Chlamydomonas, an Introduction
Chlamydomonas is the name given to a genus of microscopic, unicellular green plants (algae) which live in fresh water. Typically their single-cell body is approximately spherical, about 0.02 mm across, with a cell wall surrounding the cytoplasm and a central nucleus.
Two filaments of cytoplasm, flagella, (sing. flagellum), extend from one end, and their whip-like lashings pull the chlamydomonas through the water and rotate it at the same time. A single, cup-shaped chloroplast occupies the greater part of the cell. In this chloroplast is a protein region called a pyrenoid, which is involved in starch production and is often surrounded by starch granules.
A region of cytoplasm near the origin of the flagella is sensitive to light, and associated with this is a red pigment spot whose shadow when cast on the sensitive area is thought to cause turning movements of the chlamydomonas and so bring it into the region where the intensity of the light is most suitable for it.
In this anterior region are seen two spherical vacuoles which swell and collapse alternately. These contractile vacuoles are concerned with the expulsion of excess water absorbed by osmosis.

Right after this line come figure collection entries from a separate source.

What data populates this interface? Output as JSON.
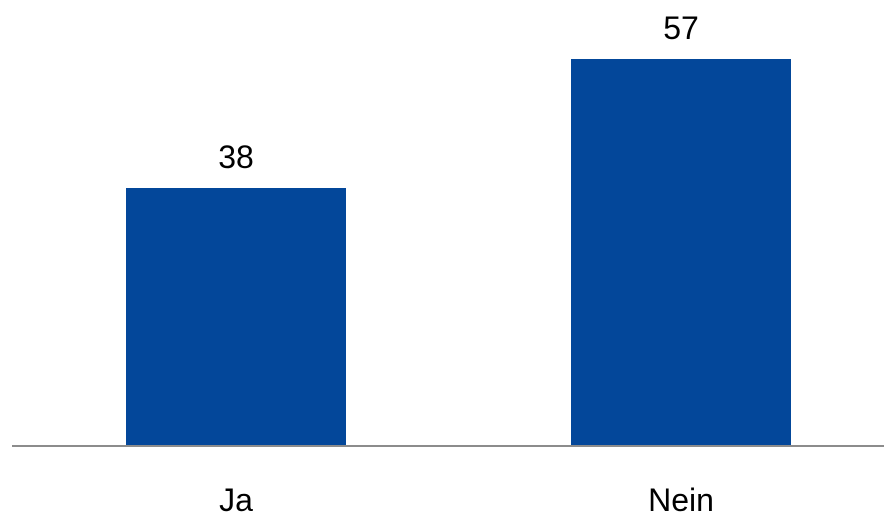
{
  "chart_data": {
    "type": "bar",
    "categories": [
      "Ja",
      "Nein"
    ],
    "values": [
      38,
      57
    ],
    "value_labels": [
      "38",
      "57"
    ],
    "title": "",
    "xlabel": "",
    "ylabel": "",
    "ylim": [
      0,
      57
    ],
    "grid": false,
    "legend": "none",
    "colors": {
      "bar": "#03479A",
      "axis": "#8C8C8C"
    }
  }
}
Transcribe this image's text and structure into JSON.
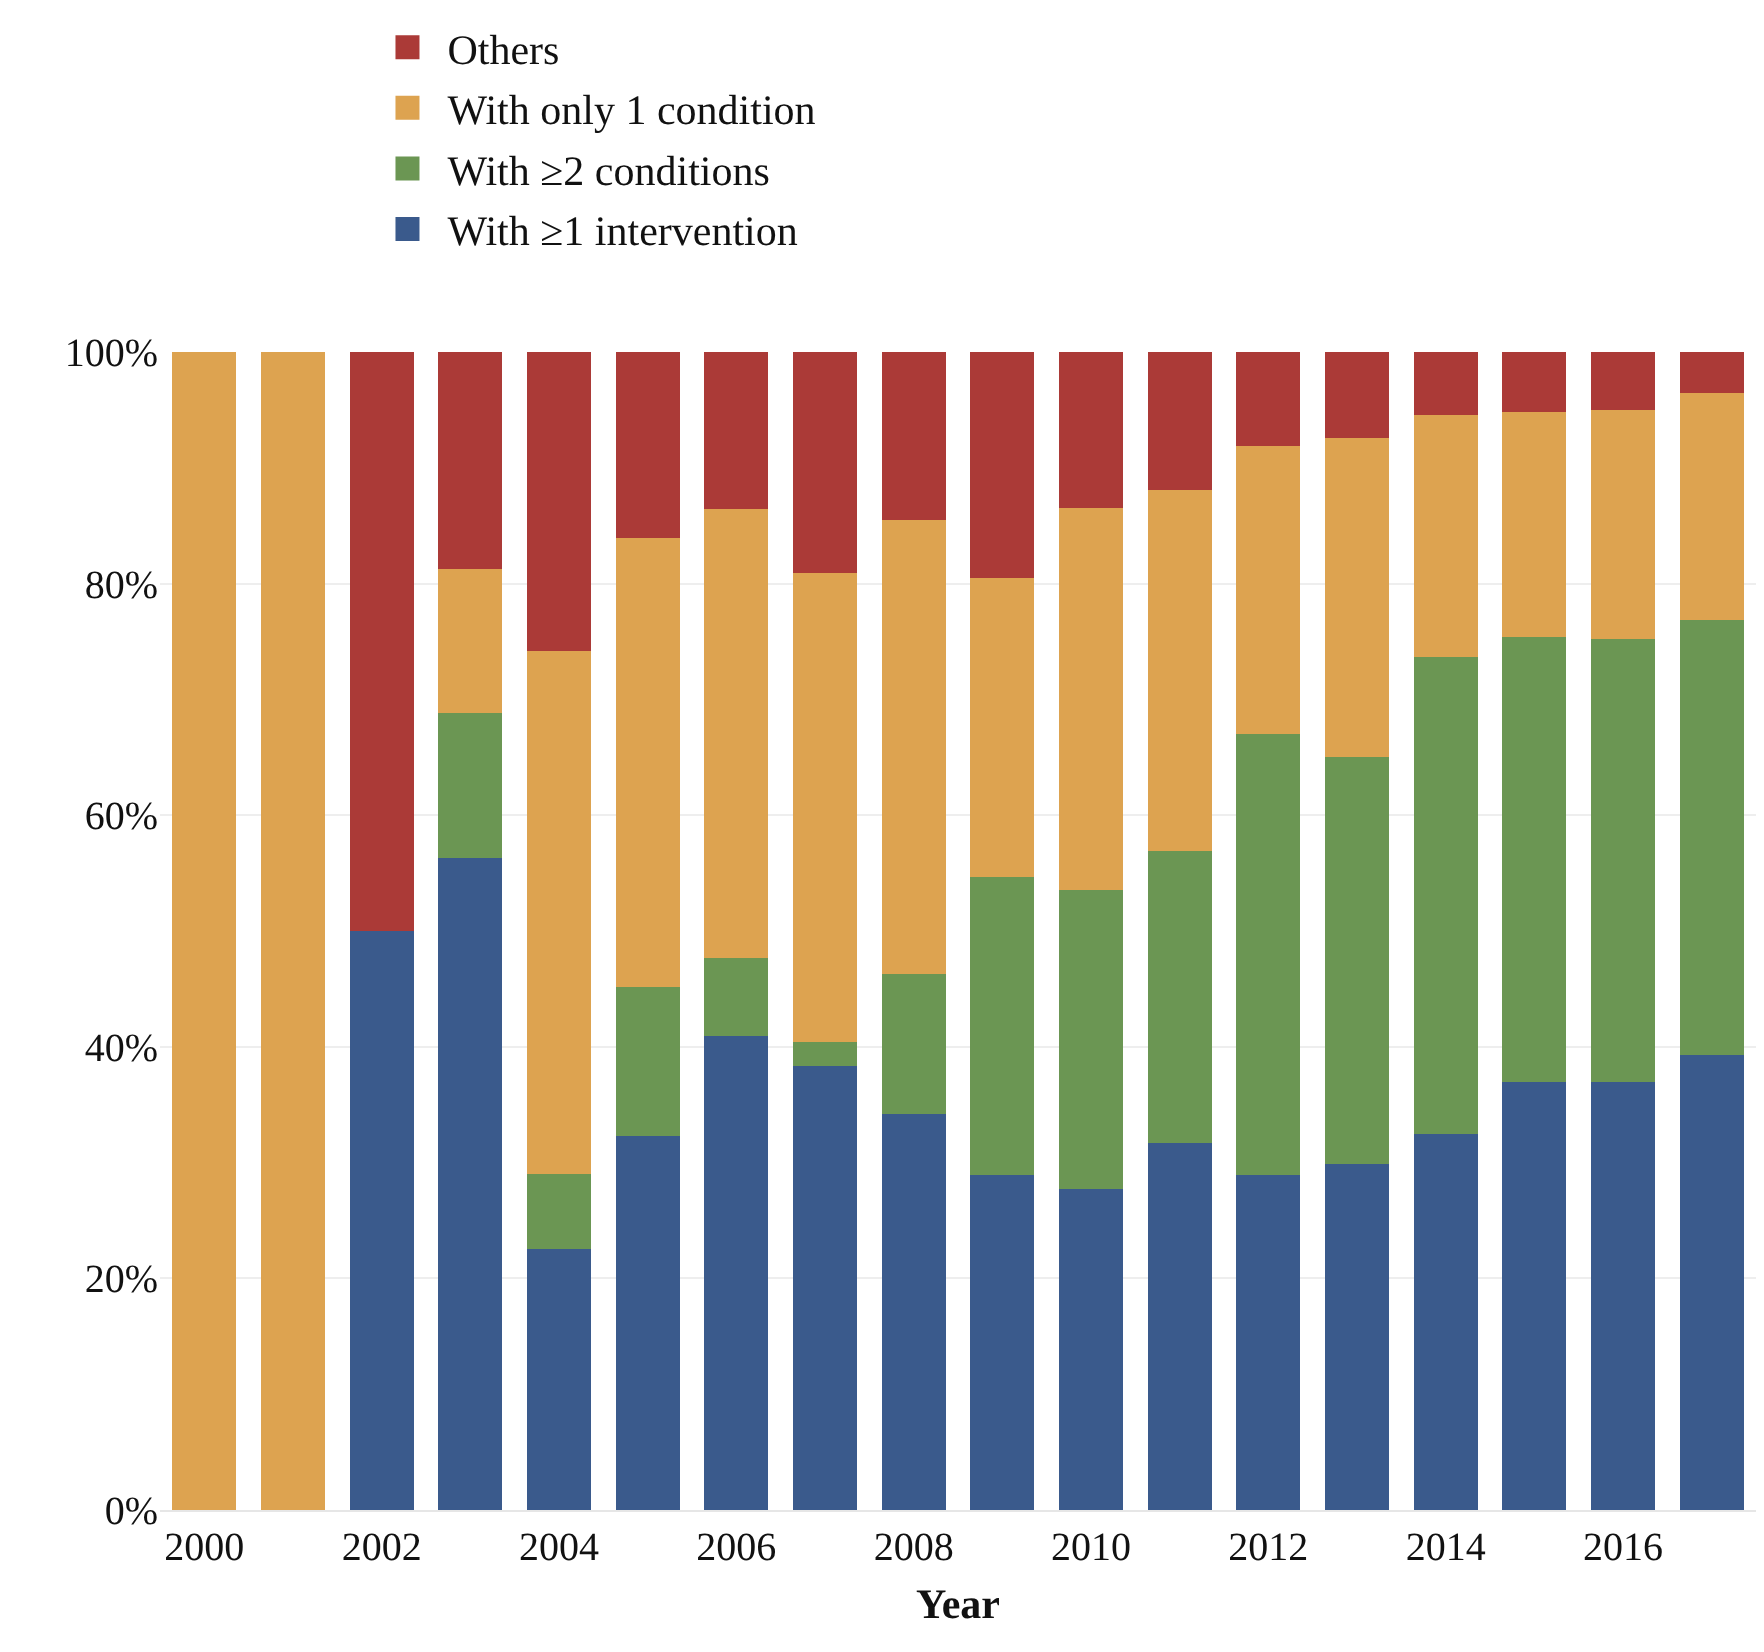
{
  "chart_data": {
    "type": "bar",
    "stacked": true,
    "xlabel": "Year",
    "x": [
      2000,
      2001,
      2002,
      2003,
      2004,
      2005,
      2006,
      2007,
      2008,
      2009,
      2010,
      2011,
      2012,
      2013,
      2014,
      2015,
      2016,
      2017
    ],
    "series": [
      {
        "name": "With ≥1 intervention",
        "color": "#3a5a8c",
        "values": [
          0,
          0,
          50,
          56.3,
          22.5,
          32.3,
          40.9,
          38.3,
          34.2,
          28.9,
          27.7,
          31.7,
          28.9,
          29.9,
          32.5,
          37.0,
          37.0,
          39.3
        ]
      },
      {
        "name": "With ≥2 conditions",
        "color": "#6b9653",
        "values": [
          0,
          0,
          0,
          12.5,
          6.5,
          12.9,
          6.8,
          2.1,
          12.1,
          25.8,
          25.8,
          25.2,
          38.1,
          35.1,
          41.2,
          38.4,
          38.2,
          37.6
        ]
      },
      {
        "name": "With only 1 condition",
        "color": "#dda350",
        "values": [
          100,
          100,
          0,
          12.5,
          45.2,
          38.7,
          38.7,
          40.5,
          39.2,
          25.8,
          33.0,
          31.2,
          24.9,
          27.6,
          20.9,
          19.4,
          19.8,
          19.6
        ]
      },
      {
        "name": "Others",
        "color": "#ab3a37",
        "values": [
          0,
          0,
          50,
          18.7,
          25.8,
          16.1,
          13.6,
          19.1,
          14.5,
          19.5,
          13.5,
          11.9,
          8.1,
          7.4,
          5.4,
          5.2,
          5.0,
          3.5
        ]
      }
    ],
    "xlim": [
      1999.5,
      2017.5
    ],
    "xticks": [
      2000,
      2002,
      2004,
      2006,
      2008,
      2010,
      2012,
      2014,
      2016
    ],
    "ylim": [
      0,
      100
    ],
    "yticks": [
      {
        "value": 0,
        "label": "0%"
      },
      {
        "value": 20,
        "label": "20%"
      },
      {
        "value": 40,
        "label": "40%"
      },
      {
        "value": 60,
        "label": "60%"
      },
      {
        "value": 80,
        "label": "80%"
      },
      {
        "value": 100,
        "label": "100%"
      }
    ],
    "grid": "y",
    "legend": "top left"
  }
}
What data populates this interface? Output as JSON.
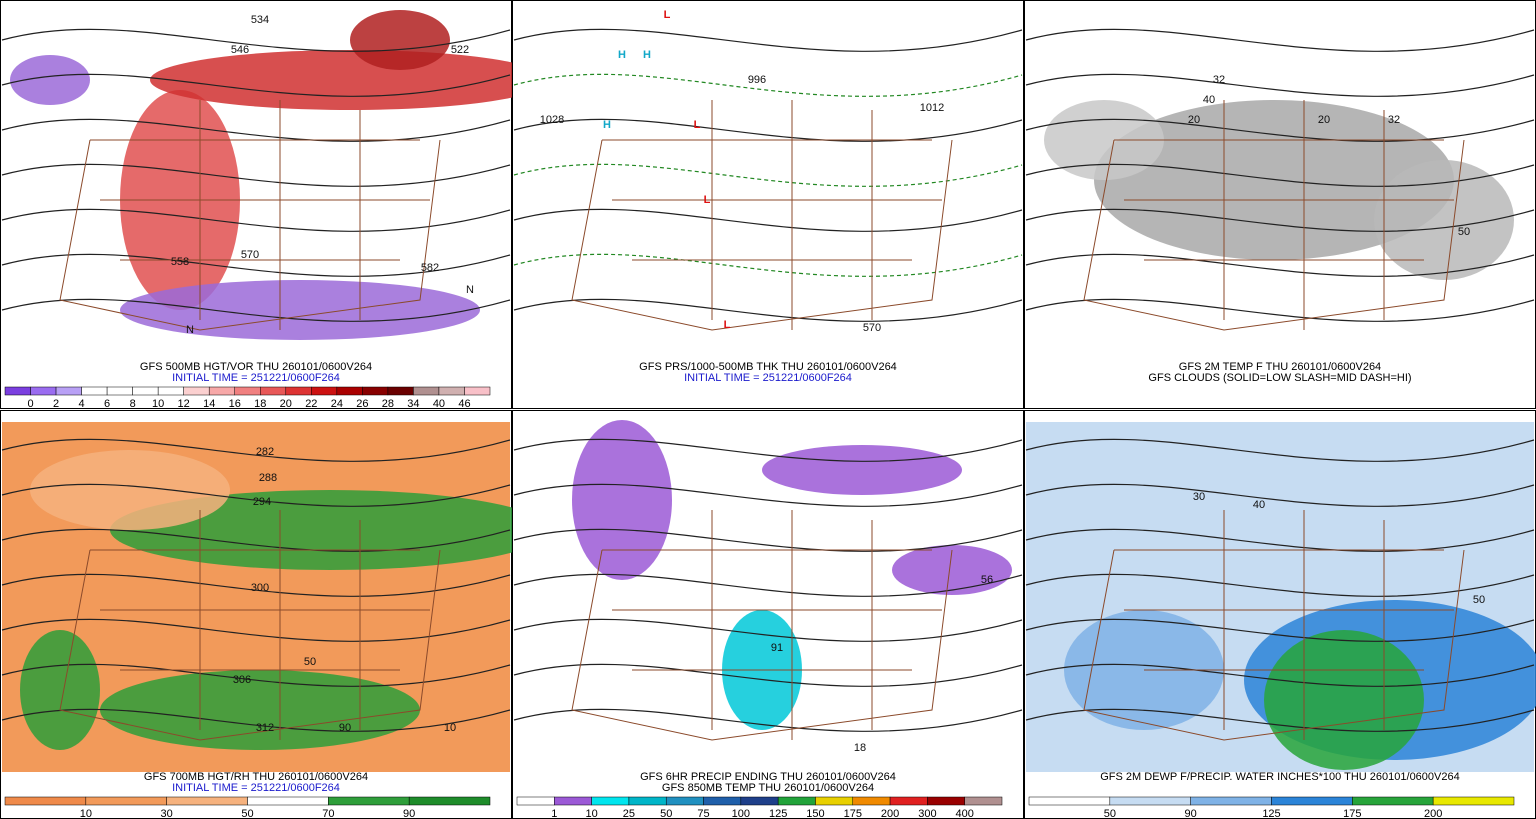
{
  "panels": [
    {
      "captions": [
        {
          "text": "GFS 500MB HGT/VOR THU 260101/0600V264",
          "color": "#000000"
        },
        {
          "text": "INITIAL TIME = 251221/0600F264",
          "color": "#1a1acc"
        }
      ],
      "colorbar": {
        "labels": [
          "0",
          "2",
          "4",
          "6",
          "8",
          "10",
          "12",
          "14",
          "16",
          "18",
          "20",
          "22",
          "24",
          "26",
          "28",
          "34",
          "40",
          "46"
        ],
        "colors": [
          "#7b3fe0",
          "#9a6cf0",
          "#b8a0f5",
          "#ffffff",
          "#ffffff",
          "#ffffff",
          "#ffffff",
          "#fbd0d0",
          "#f7a8a8",
          "#f08080",
          "#e85858",
          "#dd3333",
          "#cc1111",
          "#aa0000",
          "#880000",
          "#6a0000",
          "#b09090",
          "#d0b0b0",
          "#f8c0c8"
        ]
      },
      "map_labels": [
        "534",
        "546",
        "522",
        "558",
        "570",
        "582",
        "N",
        "N"
      ]
    },
    {
      "captions": [
        {
          "text": "GFS PRS/1000-500MB THK THU 260101/0600V264",
          "color": "#000000"
        },
        {
          "text": "INITIAL TIME = 251221/0600F264",
          "color": "#1a1acc"
        }
      ],
      "map_labels": [
        "H",
        "H",
        "H",
        "L",
        "L",
        "L",
        "L",
        "1028",
        "1012",
        "996",
        "570"
      ]
    },
    {
      "captions": [
        {
          "text": "GFS 2M TEMP F THU 260101/0600V264",
          "color": "#000000"
        },
        {
          "text": "GFS CLOUDS (SOLID=LOW SLASH=MID DASH=HI)",
          "color": "#000000"
        }
      ],
      "map_labels": [
        "32",
        "20",
        "40",
        "32",
        "20",
        "50"
      ]
    },
    {
      "captions": [
        {
          "text": "GFS 700MB HGT/RH THU 260101/0600V264",
          "color": "#000000"
        },
        {
          "text": "INITIAL TIME = 251221/0600F264",
          "color": "#1a1acc"
        }
      ],
      "colorbar": {
        "labels": [
          "10",
          "30",
          "50",
          "70",
          "90"
        ],
        "colors": [
          "#ef8a4a",
          "#f29a5a",
          "#f6b27e",
          "#ffffff",
          "#2e9e3a",
          "#1e8c2a"
        ]
      },
      "map_labels": [
        "282",
        "288",
        "294",
        "300",
        "306",
        "312",
        "50",
        "90",
        "10"
      ]
    },
    {
      "captions": [
        {
          "text": "GFS 6HR PRECIP ENDING THU 260101/0600V264",
          "color": "#000000"
        },
        {
          "text": "GFS 850MB TEMP THU 260101/0600V264",
          "color": "#000000"
        }
      ],
      "colorbar": {
        "labels": [
          "1",
          "10",
          "25",
          "50",
          "75",
          "100",
          "125",
          "150",
          "175",
          "200",
          "300",
          "400"
        ],
        "colors": [
          "#ffffff",
          "#9b59d6",
          "#00e5ee",
          "#00b5c8",
          "#2090c0",
          "#1f5faa",
          "#1e3f8a",
          "#22a33a",
          "#e8d000",
          "#f08a00",
          "#e02020",
          "#990000",
          "#b09090"
        ]
      },
      "map_labels": [
        "91",
        "56",
        "18"
      ]
    },
    {
      "captions": [
        {
          "text": "GFS 2M DEWP F/PRECIP. WATER INCHES*100 THU 260101/0600V264",
          "color": "#000000"
        }
      ],
      "colorbar": {
        "labels": [
          "50",
          "90",
          "125",
          "175",
          "200"
        ],
        "colors": [
          "#ffffff",
          "#c6dcf2",
          "#7fb2e6",
          "#2b84d8",
          "#27a43a",
          "#e8e800"
        ]
      },
      "map_labels": [
        "30",
        "40",
        "50"
      ]
    }
  ]
}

Nutrition. Chlamydomonas makes its food in the same way as green plants, but without the elaborate system of roots, stem and leaves of the higher plants. It is surrounded by water containing dissolved carbon dioxide and salts so that in the light, with the aid of its chloroplast, it can build up starch by photosynthesis. From this carbohydrate, with additional elements, it can synthesize all the other materials necessary for its existence.
Gaseous exchange. No special breathing organs are present; the oxygen needed for respiration diffuses in from the water through the entire surface of the cell. Similarly, carbon dioxide diffuses in during photosynthesis.
Reproduction. In favourable conditions the chlamydomonas individuals will continue to grow and then, at a certain size, reproduce by cell division. The flagella are withdrawn, the cytoplasm shrinks slightly within the cell wall, the nucleus and then the cytoplasm divide once, twice, or occasionally three times, to give two, four or eight separate units of cytoplasm each with a nucleus and chloroplast. Each of these units forms a new cell wall and a pair of flagella. The parent cell wall bursts open and releases the daughter individuals.
This fission may occur once a day, so that great numbers of Chlamydomonas may appear very rapidly, when they usually make the water look green.
Sexual reproduction, of a kind, occurs. Division as described above takes place but produces up to sixteen new individuals which do not develop cell walls. On release from the parental cell they swim about and may meet other individuals and fuse in pairs to form a zygote.
The zygote eventually rounds off, withdraws the flagella, secretes a thick wall round the cytotoplasm so forming a zygospore which sinks to the bottom of the pond. In this form it may be resistant to extremes of temperature and survive even the drying up of the pond. As a zygospore, too, it may be distributed in dust or mud, and so reach new situations. The cytoplasm in the zygospore will divide, usually into four units, which are released as new chlamydomonas individuals.